If you know anything about gym bros, you know that the presence of colorful neoprene coating on a dumbbell is a telltale sign that they won’t want anything to do with it. Whether it’s because most neoprene dumbbells are lightweight or because they’re usually decorated in bright, vibrant colors, some men would rather be caught playing Smash Bros. with Palutena as their “main” than executing shoulder raises with neoprene dumbbells in their hands.
This is a misguided training approach for a couple of reasons. First, not every set of dumbbells is required to leave you with calluses — there’s nothing wrong with owning dumbbells that are pleasant to the touch. Second, there is definite value to performing drop sets and training your muscle groups to failure through high repetitions. Weights ranging from five to 15 pounds are invaluable for rounding out your arm and shoulder workouts even if you’re only using them at the tail end of your training routines.
What Makes a Good Neoprene Dumbbell
Sufficiency: The various colors of neoprene weights are inarguably appealing to look at, supposing that the color scheme of your chosen set gels with your taste. However, of infinitely greater importance is their actual sufficiency to your workout. Having lighter weights within arm’s reach is worthwhile, but there’s no sense in acquiring entire racks full of neoprenes if the two-pound weights at the top rung will go forever ignored.
Attractiveness: Obviously, your weights need to be heavy enough to be of some use. But neoprenes are often prone to accumulate external defects in the forms of dings, dents, peelings and similar issues. Rarely does this interfere with lifts in any consequential sense, but part of the attraction of neoprenes is often their literal aesthetic appeal. Therefore, it makes sense that you’d want a neoprene set that will maintain its shape and color even after prolonged use.
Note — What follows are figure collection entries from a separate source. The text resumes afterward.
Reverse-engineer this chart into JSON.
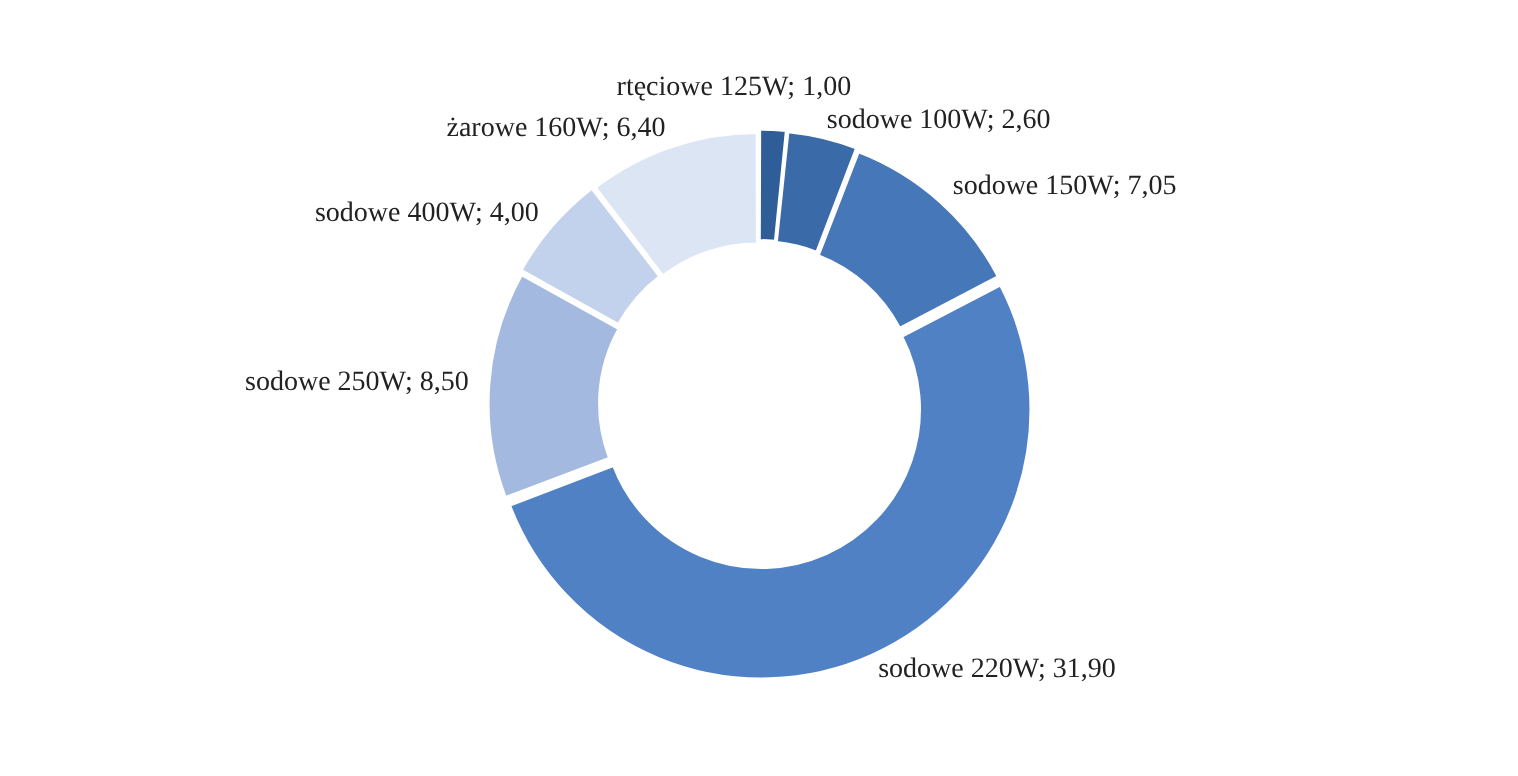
{
  "chart_data": {
    "type": "donut",
    "categories": [
      "rtęciowe 125W",
      "sodowe 100W",
      "sodowe 150W",
      "sodowe 220W",
      "sodowe 250W",
      "sodowe 400W",
      "żarowe 160W"
    ],
    "values": [
      1.0,
      2.6,
      7.05,
      31.9,
      8.5,
      4.0,
      6.4
    ],
    "value_labels": [
      "1,00",
      "2,60",
      "7,05",
      "31,90",
      "8,50",
      "4,00",
      "6,40"
    ],
    "colors": [
      "#2e5d98",
      "#3a6aa8",
      "#4677b8",
      "#4f81c4",
      "#a3b9df",
      "#c3d2ec",
      "#dce5f4"
    ],
    "legend": false
  }
}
Enough small talk! Let’s nab some neoprenes!
Best Light Neoprene Dumbbells: Fitness Alley Light Neoprene Dumbbells
Why They’re the Light Stuff: When most people think of neoprenes, this dumbbell set is precisely what comes to mind. It’s an eye-catching assortment of brightly colored dumbbells ranging in weights of two pounds to 10 pounds in two-pound increments. Part of the beauty of such a set is that the dumbbells don’t take up much space at all, and they’re easily exchanged for one another as different workouts call for different weights.
Why You Should Pump Something Else: If you’re an exceptionally strong individual, it might be rare for one of your workouts to ever call for weights of fewer than 10 pounds, even when you’re training at your weakest muscle groups.
Best Heavy Neoprene Dumbbells: Fitness Alley Heavy Neoprene Dumbbells
Why You Should Get Heavy With Them: Even if you tend to train at home with a heavy adjustable weight set, it’s worthwhile to have quick access to weights at the lower end of the “heavy” range in order to quickly polish off your shoulders with a set of lateral raises, or enfeeble your biceps to a point of maximum fatigue with one last round of curls.
For others, though, this may be as heavy as your dumbbells will ever need to be — in all my time doing resistance training as a high school swimmer, which mandated plenty of push-ups, dips, pull-ups and bodyweight exercises, I never needed to grasp a set of free weights that was any heavier than 12 pounds.
Why You Should Pump Something Else: This weight set occupies an interesting intermediary range between the very light weights that are 10 pounds or less, and the extremely heavy options that will probably have you starting to think about adjustable alternatives. And if you decide to go the adjustable route, they’ll definitely cover the 10-to-20-pound range. Now, whether or not those weights will ultimately feel as pleasant in your hands is another matter entirely.